Hyundai announced June 1 it was studying buying into a proposed plant to be built in the city of Gwangju’s Bitgreen National Industrial Complex. The plant would be operated by management set up by the city administration.
The new plant reportedly would pay its workers about 40,000,000 won ($36,000) annually, about half the wages paid by Hyundai and Korea’s other domestic automakers. This would give Hyundai some relief from the high costs and low worker productivity of the quick-to-strike Korean Metal Workers Union (KMWU), which represents workers at all its domestic plants.
Hyundai would hold a minority stake, and Gwangju city would hold the bulk of ownership, possibly augmented by outside investment.
A Hyundai Motor Group spokesman says nothing substantial has been achieved since the automaker’s June 1 announcement. But Korean media report the KMWU, which opposes Hyundai building a vehicle in a non-Hyundai plant, will sue the automaker for breach of trust if it signs an agreement with the Gwangju group.
Gwangju sources say Hyundai will invest 52 billion won ($72 million) in the 700 million won ($630 million) plant, a 7.4% stake. They say it will have annual capacity of 100,000 vehicles – likely a new small 1.0L utility vehicle – with production launching in 2020.

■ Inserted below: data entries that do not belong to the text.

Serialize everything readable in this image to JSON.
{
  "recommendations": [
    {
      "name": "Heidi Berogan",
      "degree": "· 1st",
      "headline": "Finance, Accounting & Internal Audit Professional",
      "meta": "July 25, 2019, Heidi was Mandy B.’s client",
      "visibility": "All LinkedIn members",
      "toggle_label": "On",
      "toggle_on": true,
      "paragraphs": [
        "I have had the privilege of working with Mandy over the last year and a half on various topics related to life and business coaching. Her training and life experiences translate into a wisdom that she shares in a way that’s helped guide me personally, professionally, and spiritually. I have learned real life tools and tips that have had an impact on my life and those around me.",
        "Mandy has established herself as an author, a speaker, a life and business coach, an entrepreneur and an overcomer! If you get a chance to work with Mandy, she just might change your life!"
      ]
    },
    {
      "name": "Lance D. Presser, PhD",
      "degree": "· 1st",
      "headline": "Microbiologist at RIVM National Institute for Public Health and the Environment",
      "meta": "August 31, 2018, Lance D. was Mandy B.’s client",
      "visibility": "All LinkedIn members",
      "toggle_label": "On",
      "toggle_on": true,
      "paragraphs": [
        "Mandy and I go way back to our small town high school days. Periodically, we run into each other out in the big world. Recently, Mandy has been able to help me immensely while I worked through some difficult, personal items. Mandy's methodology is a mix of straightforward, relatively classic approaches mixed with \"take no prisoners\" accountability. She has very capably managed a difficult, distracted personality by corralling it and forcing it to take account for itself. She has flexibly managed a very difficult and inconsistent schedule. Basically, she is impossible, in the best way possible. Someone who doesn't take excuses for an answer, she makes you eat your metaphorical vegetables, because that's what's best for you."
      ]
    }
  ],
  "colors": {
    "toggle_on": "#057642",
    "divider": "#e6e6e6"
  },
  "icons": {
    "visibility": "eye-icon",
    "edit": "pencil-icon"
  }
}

The Hyundai Group spokesman says no investment amount has been determined, nor have the capacity of the plant, construction start date or launch target been set. “Details on the model to be produced will be determined later in due course only after the establishment of the factory is finalized,” he says.
Hyundai already is established in Gwangju; its Kia affiliate has operated there since 1998. It produces the all-new Soul and Soul electric vehicle, the new Carens van and the Sportage SUV. It has the highest productivity rating of all Kia plants.
The Hyundai-owned Wia and Mobis subsidiaries also operate in Gwangju, supplying chassis modules and cockpit and front-end modules to the Kia plant.
Additionally, Hyundai and Kia jointly established the Creative Economy Innovation Center in Gwangju in 2015. The center focuses on assisting startup automotive operations and conducting research on fuel-cell vehicles.
The Hyundai spokesman says it has not been determined how much of the plant’s production capacity would be allocated to Hyundai. “The factory can produce any car,” he says.
Hyundai’s domestic venture into contract manufacturing requires navigating potential union roadblocks and backlashes.
Under Korean labor law, the KMWU can only strike at Hyundai’s seven Korean plants in local situations involving wages and working conditions. However, the union does have some legal clout under its current collective bargaining agreement. Management cannot reassign any model from a unionized Hyundai-owned plant to another plant without union approval.
Analysts believe building a new model at the Gwangju facility would get around that hurdle. But they also doubt vehicles from Hyundai and a competing brand would be produced in the same facility and think only a Hyundai model would be assembled at Gwangju.